Whatever McGee’s deficiencies as a biographer of Griffith ‑ and these are in the end overwhelmed by the force of his strengths ‑ it does prompt reflection on where we stand in what are still the relatively early stages of the commemorative cycle on which we are embarked. Official or national commemoration at this distance in time is almost inevitably premised on a false notion of finality of judgement, of an intellectual consensus about historical outcomes that in Ireland curiously replicates the peace process. In the approach to the anniversary much that is published relates to commemoratively pious or sociologically corrective micro-studies that are unlikely to modify interpretatively the main narrative. That narrative is ceaselessly rehearsed in summary by historians and others. It flows torpidly along its well-worn grooves. I am not myself altogether innocent in this: we all recite the incantatory liturgy of established narrative factuality. The fact that Owen McGee can write a comprehensively dissentient counter-narrative, even if wrong-headed in part, is a reminder that a more sceptical and innovative rendering of the main narrative itself is not unattainable.

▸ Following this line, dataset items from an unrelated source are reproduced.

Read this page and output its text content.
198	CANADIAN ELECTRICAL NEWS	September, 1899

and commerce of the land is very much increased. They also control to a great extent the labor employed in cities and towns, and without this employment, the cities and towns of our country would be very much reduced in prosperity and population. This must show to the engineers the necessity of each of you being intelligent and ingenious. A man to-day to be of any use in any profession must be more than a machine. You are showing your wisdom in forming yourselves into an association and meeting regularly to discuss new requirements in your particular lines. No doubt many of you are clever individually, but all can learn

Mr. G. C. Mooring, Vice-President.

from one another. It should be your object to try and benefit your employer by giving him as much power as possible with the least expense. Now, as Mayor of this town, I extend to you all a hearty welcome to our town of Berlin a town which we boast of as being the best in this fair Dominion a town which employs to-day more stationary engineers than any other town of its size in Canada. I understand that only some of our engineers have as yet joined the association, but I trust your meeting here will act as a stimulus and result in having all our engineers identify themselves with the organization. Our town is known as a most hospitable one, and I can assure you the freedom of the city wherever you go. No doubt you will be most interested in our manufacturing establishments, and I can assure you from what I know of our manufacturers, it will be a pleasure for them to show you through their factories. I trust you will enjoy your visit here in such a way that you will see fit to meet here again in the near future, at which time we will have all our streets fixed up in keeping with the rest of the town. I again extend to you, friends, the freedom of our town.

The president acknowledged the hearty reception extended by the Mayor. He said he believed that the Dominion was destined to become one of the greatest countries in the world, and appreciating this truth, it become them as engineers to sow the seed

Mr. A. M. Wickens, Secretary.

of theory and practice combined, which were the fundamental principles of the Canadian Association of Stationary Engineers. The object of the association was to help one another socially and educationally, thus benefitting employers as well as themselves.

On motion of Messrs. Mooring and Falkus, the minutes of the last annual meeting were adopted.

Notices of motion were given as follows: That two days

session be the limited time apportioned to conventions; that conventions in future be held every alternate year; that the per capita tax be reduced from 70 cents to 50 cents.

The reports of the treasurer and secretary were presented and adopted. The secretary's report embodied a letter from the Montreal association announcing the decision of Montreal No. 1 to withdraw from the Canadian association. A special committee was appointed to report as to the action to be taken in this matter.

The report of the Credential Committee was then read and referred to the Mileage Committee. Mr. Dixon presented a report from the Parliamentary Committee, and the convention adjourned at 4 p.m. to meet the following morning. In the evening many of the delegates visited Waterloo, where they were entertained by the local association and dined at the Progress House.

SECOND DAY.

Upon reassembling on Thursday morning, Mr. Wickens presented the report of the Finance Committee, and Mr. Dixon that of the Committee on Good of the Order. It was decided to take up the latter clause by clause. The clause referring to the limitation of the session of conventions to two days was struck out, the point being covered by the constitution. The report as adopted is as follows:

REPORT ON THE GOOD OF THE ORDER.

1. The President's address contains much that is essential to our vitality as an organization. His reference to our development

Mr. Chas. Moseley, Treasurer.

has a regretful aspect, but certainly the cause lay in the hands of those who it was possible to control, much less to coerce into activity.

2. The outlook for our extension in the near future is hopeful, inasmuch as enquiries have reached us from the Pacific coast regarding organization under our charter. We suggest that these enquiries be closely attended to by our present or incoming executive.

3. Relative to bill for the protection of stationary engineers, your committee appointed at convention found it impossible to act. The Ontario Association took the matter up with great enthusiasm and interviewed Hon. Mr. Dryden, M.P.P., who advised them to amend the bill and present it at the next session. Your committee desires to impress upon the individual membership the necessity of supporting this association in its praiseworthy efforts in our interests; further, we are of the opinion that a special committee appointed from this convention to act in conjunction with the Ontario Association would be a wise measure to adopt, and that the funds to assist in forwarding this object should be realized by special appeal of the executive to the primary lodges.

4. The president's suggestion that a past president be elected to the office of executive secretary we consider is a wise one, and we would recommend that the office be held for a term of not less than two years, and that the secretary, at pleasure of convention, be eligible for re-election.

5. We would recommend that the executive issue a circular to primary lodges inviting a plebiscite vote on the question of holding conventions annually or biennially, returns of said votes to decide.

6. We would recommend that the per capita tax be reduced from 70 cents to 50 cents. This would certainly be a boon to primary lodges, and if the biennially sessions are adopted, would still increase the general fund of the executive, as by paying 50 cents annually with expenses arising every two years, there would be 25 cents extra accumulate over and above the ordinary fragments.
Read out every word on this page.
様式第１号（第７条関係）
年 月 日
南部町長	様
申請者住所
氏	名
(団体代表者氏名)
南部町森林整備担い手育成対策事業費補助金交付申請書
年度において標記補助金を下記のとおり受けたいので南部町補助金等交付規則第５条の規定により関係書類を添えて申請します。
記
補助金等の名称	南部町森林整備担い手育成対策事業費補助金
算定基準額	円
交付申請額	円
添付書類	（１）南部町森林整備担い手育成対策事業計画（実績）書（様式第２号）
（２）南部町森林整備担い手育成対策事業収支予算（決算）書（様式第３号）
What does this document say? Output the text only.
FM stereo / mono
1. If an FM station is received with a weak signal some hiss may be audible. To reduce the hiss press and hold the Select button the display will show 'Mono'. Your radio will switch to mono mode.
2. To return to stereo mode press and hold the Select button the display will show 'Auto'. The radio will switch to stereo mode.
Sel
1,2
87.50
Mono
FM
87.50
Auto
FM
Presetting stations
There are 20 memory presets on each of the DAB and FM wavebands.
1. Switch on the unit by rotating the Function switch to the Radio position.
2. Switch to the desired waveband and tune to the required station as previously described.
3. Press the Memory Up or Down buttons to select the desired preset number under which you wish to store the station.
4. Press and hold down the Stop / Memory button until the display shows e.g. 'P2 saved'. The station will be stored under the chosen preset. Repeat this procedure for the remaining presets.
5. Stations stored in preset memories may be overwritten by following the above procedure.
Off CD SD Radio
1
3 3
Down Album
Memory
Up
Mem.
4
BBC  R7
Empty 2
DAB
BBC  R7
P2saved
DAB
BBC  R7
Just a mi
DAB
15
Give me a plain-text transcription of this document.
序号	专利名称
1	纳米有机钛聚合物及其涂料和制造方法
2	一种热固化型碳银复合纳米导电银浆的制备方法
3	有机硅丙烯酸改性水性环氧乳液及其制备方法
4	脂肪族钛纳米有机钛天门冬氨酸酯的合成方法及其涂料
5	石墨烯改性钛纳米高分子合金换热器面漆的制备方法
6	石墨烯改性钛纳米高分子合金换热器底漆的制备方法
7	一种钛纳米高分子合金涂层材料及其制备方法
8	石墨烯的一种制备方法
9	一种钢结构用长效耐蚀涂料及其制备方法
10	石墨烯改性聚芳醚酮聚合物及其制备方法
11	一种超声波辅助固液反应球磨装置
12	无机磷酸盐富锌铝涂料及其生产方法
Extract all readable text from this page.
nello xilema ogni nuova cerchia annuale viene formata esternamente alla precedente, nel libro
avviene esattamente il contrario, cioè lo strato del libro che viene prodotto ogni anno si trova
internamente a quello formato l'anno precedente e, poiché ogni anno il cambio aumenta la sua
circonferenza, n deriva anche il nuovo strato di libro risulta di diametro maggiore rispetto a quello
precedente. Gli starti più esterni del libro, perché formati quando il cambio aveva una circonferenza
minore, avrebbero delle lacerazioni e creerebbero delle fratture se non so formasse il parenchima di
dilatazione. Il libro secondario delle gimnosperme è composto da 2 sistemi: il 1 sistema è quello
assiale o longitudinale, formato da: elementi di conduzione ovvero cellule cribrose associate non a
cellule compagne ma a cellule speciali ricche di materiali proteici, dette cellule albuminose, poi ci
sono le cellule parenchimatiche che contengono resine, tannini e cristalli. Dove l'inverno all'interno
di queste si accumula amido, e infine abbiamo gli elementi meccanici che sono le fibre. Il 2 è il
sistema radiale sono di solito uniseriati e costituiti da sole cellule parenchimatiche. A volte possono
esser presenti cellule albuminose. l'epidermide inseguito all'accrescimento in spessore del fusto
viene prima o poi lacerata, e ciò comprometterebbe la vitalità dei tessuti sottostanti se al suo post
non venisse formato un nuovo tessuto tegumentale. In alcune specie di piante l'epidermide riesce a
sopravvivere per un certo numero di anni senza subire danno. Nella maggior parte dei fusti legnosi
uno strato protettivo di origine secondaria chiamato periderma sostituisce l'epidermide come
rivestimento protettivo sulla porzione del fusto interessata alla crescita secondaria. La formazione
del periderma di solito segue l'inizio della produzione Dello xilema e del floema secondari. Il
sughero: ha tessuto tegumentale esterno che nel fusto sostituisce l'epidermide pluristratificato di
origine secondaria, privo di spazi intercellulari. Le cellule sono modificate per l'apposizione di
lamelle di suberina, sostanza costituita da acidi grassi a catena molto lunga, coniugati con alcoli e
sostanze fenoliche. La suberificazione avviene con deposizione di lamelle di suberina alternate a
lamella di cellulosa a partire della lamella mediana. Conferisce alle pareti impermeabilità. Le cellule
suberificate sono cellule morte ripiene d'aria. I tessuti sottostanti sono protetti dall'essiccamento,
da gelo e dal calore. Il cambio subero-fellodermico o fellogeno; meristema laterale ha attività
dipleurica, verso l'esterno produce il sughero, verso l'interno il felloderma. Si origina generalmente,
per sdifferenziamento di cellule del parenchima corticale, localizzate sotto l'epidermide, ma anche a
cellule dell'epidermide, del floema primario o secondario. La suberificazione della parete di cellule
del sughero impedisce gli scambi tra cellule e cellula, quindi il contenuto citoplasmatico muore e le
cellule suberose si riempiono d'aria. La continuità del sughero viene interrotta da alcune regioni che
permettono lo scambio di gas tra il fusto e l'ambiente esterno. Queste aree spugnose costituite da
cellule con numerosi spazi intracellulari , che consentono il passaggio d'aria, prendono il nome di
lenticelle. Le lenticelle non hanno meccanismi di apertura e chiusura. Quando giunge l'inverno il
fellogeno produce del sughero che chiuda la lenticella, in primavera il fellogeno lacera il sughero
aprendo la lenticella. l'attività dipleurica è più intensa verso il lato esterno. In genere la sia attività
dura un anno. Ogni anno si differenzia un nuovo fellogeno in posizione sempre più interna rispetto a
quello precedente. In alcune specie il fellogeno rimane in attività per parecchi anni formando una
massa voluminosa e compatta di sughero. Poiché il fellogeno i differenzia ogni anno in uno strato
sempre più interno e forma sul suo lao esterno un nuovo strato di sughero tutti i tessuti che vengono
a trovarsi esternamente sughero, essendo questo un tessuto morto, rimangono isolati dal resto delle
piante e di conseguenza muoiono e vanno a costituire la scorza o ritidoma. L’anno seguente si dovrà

The discounting of Arthur Griffith and of the early Sinn Féin is an elision of real significance and contemporary import. It is made possible by the idea that Griffithian Sinn Fein is little more than a collateral beneficiary of the 1916 rising: a colleague of mine wittily compares this idea to Griffith having invented an app that everyone suddenly needed to get hold of. The idea is the reflux of a coarse historiography organised around a retrospectively arranged categorisation of winners and losers of the rising, with the pre-1916 Sinn Féin (never mind the Irish party) relegated to a periphery of forgotten controversies. The idea that the Sinn Féin party that won the election of December 1918 is merely a projectile of the rising is a crudely anachronistic fallacy. In contemporary Irish politics, there is a vampiric symmetry in the party that purloined the forsaken name of “Sinn Féin” sedulously promoting that fallacy, and seeking thereby to efface the memory of the original Sinn Féin and of Arthur Griffith.
Owen McGee’s biography of Griffith, bristling in dissentience, partakes of something of the magnificent doggedness of its subject.
Frank Callanan is a Senior Counsel practising in Dublin and a historian. He has written The Parnell Split (1992) and T. M. Healy (1996). He is currently writing a book on the influence of Parnell and of the Parnell split on James Joyce, and Joyce’s treatment of the Parnell myth.